Namun, orang-orang Yahudi telah diusir dari Roma pada tahun 49 atau pada awal tahun 50 M, atas perintah Kaisar Klaudius. Oleh karena itu, rasul Paulus bertemu dengan Akuila dan Priskila di Korintus, kota di Yunani. Ketika Paulus tiba di Korintus, Akuila dan Priskila dengan baik hati menawarkan dia untuk tinggal maupun bekerja, karena mereka memiliki keterampilan yang sama—membuat tenda.—Kisah 18:2, 3.
Pembuat Tenda
Ini bukanlah pekerjaan yang mudah. Membuat tenda termasuk memotong dan menisik lembaran-lembaran bahan atau kulit yang kaku dan kasar menjadi satu. Menurut sejarawan Fernando Bea, itu adalah ”suatu pekerjaan yang menuntut keahlian dan ketelitian” di pihak para pembuat tenda yang bekerja menggunakan ”kain yang kasar dan kaku, yang dipakai untuk berkemah sewaktu melakukan perjalanan, menyediakan perteduhan terhadap matahari dan hujan, atau untuk mengepak barang-barang di palka kapal”.

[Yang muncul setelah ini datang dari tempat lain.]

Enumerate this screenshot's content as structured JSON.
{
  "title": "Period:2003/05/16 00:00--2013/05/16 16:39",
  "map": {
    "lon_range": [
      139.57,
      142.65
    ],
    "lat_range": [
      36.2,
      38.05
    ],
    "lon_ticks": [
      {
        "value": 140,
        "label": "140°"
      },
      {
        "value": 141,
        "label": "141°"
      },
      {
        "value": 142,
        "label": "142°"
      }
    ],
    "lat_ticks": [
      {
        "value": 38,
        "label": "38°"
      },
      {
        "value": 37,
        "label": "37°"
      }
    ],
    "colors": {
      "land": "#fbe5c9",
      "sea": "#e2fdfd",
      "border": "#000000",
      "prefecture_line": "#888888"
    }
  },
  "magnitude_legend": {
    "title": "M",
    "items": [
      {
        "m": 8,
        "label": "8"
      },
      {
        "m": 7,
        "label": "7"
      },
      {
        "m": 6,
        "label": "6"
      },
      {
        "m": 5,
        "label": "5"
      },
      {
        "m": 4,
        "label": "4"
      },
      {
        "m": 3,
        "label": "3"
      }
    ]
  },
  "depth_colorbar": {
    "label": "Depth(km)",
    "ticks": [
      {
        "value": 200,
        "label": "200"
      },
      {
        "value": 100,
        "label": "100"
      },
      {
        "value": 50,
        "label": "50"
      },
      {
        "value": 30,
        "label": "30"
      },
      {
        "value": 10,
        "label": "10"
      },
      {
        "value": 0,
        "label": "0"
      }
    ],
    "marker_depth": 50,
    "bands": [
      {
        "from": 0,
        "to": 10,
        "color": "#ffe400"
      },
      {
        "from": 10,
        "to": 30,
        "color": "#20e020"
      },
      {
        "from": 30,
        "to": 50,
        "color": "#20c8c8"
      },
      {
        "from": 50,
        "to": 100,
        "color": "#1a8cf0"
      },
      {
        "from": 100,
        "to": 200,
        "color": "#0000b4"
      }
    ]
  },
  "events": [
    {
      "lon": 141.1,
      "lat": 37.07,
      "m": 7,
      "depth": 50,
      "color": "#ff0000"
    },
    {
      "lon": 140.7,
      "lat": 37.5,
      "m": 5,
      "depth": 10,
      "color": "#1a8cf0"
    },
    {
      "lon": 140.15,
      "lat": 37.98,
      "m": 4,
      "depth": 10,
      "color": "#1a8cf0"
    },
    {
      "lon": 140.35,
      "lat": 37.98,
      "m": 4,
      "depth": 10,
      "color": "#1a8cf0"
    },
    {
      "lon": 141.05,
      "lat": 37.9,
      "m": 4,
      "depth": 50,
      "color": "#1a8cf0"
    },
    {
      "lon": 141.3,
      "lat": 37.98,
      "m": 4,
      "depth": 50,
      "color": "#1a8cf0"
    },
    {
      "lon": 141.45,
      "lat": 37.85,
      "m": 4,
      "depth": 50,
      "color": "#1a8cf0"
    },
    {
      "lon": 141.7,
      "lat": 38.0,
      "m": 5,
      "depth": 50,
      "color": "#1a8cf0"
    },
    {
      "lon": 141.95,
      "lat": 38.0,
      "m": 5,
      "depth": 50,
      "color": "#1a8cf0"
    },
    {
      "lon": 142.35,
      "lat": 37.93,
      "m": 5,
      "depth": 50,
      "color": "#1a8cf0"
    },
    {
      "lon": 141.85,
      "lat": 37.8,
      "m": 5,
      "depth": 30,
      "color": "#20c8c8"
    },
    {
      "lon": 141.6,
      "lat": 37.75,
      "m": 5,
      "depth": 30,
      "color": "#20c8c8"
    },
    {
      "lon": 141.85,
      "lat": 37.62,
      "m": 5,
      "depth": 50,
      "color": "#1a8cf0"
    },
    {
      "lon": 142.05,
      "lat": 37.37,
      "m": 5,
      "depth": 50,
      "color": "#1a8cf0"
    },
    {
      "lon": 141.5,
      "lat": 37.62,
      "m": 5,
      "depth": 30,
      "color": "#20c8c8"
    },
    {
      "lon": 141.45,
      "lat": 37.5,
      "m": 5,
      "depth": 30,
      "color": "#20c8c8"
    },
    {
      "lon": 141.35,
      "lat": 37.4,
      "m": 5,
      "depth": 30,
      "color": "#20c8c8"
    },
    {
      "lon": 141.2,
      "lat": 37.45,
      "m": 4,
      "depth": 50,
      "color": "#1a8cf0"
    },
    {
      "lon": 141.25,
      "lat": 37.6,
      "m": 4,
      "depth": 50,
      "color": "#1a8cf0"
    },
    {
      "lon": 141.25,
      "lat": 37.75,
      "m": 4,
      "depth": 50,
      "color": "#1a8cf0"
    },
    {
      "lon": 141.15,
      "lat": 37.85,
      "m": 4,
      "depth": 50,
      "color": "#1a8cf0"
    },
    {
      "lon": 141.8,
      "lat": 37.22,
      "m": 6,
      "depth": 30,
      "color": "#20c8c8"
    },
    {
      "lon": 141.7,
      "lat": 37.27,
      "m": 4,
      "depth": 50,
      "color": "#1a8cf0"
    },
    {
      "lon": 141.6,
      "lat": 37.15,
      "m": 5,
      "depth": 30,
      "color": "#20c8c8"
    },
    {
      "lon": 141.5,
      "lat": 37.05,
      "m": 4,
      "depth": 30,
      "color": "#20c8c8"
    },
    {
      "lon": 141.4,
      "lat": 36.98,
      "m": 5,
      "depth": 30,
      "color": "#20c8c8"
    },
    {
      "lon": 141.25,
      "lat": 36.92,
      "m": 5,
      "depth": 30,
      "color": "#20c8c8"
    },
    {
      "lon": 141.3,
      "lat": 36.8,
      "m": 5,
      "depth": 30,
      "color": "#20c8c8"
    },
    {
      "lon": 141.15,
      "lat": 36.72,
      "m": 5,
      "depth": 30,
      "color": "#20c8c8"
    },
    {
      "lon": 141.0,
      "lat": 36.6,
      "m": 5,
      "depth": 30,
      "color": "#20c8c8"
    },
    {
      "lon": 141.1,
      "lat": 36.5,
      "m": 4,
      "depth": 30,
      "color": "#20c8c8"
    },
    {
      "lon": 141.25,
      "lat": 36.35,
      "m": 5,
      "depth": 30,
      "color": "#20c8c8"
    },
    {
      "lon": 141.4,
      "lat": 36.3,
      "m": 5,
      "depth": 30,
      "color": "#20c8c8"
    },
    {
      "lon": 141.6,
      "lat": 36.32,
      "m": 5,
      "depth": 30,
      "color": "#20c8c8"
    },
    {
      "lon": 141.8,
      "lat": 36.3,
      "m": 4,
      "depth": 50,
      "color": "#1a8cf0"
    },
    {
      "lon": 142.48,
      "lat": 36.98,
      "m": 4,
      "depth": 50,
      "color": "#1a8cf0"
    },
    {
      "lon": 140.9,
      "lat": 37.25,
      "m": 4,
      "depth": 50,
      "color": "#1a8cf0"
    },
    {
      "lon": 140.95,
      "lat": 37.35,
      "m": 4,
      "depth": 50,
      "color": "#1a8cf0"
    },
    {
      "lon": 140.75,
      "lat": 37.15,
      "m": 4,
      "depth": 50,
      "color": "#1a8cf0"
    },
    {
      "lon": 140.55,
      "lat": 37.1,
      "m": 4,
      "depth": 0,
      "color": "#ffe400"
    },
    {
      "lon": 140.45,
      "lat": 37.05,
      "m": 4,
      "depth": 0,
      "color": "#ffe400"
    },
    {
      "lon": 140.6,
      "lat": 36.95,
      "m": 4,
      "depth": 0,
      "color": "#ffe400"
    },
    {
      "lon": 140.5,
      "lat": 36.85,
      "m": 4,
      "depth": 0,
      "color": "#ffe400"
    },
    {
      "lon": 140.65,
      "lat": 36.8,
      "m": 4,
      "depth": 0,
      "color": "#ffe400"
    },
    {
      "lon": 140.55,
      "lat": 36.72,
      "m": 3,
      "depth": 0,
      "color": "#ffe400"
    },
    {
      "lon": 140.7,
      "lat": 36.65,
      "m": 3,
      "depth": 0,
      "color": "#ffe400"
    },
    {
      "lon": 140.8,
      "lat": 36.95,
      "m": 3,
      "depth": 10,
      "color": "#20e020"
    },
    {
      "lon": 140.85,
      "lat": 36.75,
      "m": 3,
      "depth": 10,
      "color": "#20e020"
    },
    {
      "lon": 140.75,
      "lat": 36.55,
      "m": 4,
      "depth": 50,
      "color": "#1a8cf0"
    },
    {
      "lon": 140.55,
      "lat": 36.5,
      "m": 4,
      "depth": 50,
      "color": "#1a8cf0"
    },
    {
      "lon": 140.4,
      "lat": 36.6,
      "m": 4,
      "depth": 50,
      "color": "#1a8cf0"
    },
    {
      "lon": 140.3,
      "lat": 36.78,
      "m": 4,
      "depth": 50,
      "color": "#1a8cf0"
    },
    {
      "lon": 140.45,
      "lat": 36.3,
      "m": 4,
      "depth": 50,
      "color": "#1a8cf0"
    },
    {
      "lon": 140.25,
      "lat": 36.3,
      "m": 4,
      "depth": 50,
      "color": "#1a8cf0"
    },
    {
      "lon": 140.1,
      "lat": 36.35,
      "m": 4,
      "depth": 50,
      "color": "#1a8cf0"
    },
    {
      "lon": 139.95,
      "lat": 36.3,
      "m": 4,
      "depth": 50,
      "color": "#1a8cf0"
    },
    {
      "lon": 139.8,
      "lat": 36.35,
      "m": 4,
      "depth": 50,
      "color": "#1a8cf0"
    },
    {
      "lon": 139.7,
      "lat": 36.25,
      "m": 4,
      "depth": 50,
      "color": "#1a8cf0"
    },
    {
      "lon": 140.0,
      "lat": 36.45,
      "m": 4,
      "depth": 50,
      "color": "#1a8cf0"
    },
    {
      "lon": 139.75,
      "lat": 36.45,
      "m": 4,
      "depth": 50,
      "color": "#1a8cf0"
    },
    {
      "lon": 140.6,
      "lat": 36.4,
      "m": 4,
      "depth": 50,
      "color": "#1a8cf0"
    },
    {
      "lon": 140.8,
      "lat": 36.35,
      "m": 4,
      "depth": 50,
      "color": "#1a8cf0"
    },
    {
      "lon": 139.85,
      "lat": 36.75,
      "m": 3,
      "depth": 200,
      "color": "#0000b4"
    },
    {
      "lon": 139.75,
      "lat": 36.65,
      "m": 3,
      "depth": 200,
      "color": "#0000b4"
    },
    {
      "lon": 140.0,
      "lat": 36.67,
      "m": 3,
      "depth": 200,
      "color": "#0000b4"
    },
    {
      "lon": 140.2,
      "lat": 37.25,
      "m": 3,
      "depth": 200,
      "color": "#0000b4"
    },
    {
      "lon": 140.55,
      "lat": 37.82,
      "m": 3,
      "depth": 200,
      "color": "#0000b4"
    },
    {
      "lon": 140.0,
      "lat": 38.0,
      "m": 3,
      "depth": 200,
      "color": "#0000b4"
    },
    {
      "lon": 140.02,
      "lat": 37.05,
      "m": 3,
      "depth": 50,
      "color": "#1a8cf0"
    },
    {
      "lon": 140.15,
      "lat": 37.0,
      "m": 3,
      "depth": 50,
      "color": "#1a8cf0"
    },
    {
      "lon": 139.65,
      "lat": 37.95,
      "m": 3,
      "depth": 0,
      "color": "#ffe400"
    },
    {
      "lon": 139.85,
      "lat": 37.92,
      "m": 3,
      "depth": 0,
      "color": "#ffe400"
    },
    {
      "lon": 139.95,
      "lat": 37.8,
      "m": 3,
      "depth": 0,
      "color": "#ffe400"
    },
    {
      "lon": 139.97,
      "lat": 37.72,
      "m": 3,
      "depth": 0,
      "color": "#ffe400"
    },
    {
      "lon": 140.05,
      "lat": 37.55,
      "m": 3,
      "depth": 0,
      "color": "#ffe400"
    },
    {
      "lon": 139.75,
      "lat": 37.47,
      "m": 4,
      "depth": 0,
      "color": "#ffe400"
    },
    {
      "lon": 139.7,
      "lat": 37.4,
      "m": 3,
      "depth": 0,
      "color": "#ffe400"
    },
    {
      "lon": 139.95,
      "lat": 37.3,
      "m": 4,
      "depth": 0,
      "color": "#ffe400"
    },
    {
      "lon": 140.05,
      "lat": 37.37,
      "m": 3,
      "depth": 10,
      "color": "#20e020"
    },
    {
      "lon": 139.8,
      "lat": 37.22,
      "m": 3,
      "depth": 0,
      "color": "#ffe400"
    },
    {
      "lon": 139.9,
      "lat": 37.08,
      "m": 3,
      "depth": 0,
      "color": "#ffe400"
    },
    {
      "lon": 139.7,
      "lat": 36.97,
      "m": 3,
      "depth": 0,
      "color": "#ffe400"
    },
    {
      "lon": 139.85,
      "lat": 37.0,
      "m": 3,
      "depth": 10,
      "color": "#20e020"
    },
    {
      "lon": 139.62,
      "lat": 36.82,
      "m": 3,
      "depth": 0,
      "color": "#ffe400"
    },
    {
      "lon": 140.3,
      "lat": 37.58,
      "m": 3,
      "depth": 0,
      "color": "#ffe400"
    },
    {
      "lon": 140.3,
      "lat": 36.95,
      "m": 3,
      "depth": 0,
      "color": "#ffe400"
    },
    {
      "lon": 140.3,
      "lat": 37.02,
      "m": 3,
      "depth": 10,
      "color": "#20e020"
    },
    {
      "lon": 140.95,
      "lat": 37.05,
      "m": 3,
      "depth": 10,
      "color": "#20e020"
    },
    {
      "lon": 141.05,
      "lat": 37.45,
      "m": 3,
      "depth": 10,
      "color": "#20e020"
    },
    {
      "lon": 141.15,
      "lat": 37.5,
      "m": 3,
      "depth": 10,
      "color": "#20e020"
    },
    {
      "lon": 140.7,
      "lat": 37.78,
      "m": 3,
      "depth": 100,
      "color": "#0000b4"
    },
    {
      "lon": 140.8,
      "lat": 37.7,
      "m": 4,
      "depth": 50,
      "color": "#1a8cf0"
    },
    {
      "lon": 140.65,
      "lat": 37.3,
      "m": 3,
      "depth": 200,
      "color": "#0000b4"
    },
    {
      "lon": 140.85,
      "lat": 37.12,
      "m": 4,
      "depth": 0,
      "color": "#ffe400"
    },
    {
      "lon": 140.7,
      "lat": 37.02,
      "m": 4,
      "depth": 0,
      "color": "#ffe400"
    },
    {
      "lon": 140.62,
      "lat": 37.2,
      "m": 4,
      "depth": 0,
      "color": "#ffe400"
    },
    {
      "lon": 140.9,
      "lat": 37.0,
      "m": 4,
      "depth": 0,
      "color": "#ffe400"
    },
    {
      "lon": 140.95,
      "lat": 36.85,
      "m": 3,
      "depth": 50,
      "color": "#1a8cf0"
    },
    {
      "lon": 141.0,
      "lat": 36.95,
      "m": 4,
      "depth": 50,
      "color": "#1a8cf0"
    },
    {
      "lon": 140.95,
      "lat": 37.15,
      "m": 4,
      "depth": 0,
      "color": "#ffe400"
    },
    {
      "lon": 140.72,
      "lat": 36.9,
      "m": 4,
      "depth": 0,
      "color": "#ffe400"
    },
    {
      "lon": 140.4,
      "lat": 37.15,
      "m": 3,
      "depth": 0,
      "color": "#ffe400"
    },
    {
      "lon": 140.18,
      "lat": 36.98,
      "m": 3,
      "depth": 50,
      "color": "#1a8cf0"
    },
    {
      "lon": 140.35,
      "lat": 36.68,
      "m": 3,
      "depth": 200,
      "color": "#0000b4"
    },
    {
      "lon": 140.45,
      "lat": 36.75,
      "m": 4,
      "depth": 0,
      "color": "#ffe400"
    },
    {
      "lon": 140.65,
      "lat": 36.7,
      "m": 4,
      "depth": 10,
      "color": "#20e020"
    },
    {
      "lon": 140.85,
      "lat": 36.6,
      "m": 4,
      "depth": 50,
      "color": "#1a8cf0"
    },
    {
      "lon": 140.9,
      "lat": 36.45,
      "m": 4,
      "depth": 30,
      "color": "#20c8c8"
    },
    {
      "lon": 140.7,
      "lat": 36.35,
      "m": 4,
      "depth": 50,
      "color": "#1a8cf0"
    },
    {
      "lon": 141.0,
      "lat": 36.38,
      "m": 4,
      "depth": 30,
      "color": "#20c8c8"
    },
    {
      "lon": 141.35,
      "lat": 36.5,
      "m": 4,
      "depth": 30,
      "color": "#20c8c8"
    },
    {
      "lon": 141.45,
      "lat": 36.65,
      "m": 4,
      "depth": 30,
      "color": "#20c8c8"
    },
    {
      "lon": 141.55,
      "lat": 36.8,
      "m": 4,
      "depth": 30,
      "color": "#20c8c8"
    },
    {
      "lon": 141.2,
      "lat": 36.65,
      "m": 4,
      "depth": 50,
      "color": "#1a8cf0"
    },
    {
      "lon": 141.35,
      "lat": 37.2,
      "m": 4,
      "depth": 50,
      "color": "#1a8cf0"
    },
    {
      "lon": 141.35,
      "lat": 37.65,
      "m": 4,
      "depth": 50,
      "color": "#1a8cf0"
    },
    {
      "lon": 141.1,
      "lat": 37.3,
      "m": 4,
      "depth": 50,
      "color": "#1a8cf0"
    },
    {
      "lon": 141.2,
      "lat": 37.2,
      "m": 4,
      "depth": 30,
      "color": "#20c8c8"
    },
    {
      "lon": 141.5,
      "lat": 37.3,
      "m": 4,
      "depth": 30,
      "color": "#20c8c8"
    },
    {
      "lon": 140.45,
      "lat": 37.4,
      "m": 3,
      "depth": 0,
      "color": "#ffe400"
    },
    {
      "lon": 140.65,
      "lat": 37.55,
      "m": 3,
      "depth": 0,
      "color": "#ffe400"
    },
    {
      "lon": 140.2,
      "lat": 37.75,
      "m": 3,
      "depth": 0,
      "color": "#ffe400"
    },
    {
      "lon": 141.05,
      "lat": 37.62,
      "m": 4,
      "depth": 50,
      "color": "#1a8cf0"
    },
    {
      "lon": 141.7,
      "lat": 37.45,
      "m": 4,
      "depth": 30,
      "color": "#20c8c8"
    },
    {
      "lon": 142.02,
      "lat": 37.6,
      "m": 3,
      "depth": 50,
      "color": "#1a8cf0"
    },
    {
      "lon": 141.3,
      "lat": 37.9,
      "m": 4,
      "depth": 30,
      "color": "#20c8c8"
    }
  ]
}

Ini menimbulkan suatu pertanyaan. Bukankah Paulus mengatakan bahwa ia telah ’dididik di kaki Gamaliel’, dengan demikian mempersiapkan dia untuk mengejar karier bergengsi pada tahun-tahun setelah itu? (Kisah 22:3) Meskipun hal ini benar, mengajarkan keterampilan kepada seorang pemuda bahkan bila ia telah memperoleh pendidikan tinggi, dianggap terhormat oleh orang-orang Yahudi pada abad pertama. Oleh karena itu kemungkinan besar Akuila maupun Priskila mendapatkan keahlian membuat tenda ketika mereka masih muda. Pengalaman tersebut belakangan terbukti sangat berguna. Tetapi sebagai orang Kristen, mereka tidak menganggap pekerjaan duniawi demikian sebagai tujuan utama. Paulus menjelaskan bahwa pekerjaan yang ia lakukan di Korintus bersama dengan Akuila dan Priskila hanyalah sebagai sarana untuk menunjang kegiatan utamanya, yaitu menyatakan kabar baik tanpa ”meletakkan beban yang mahal ke atas siapa pun”.—2 Tesalonika 3:8; 1 Korintus 9:18; 2 Korintus 11:7.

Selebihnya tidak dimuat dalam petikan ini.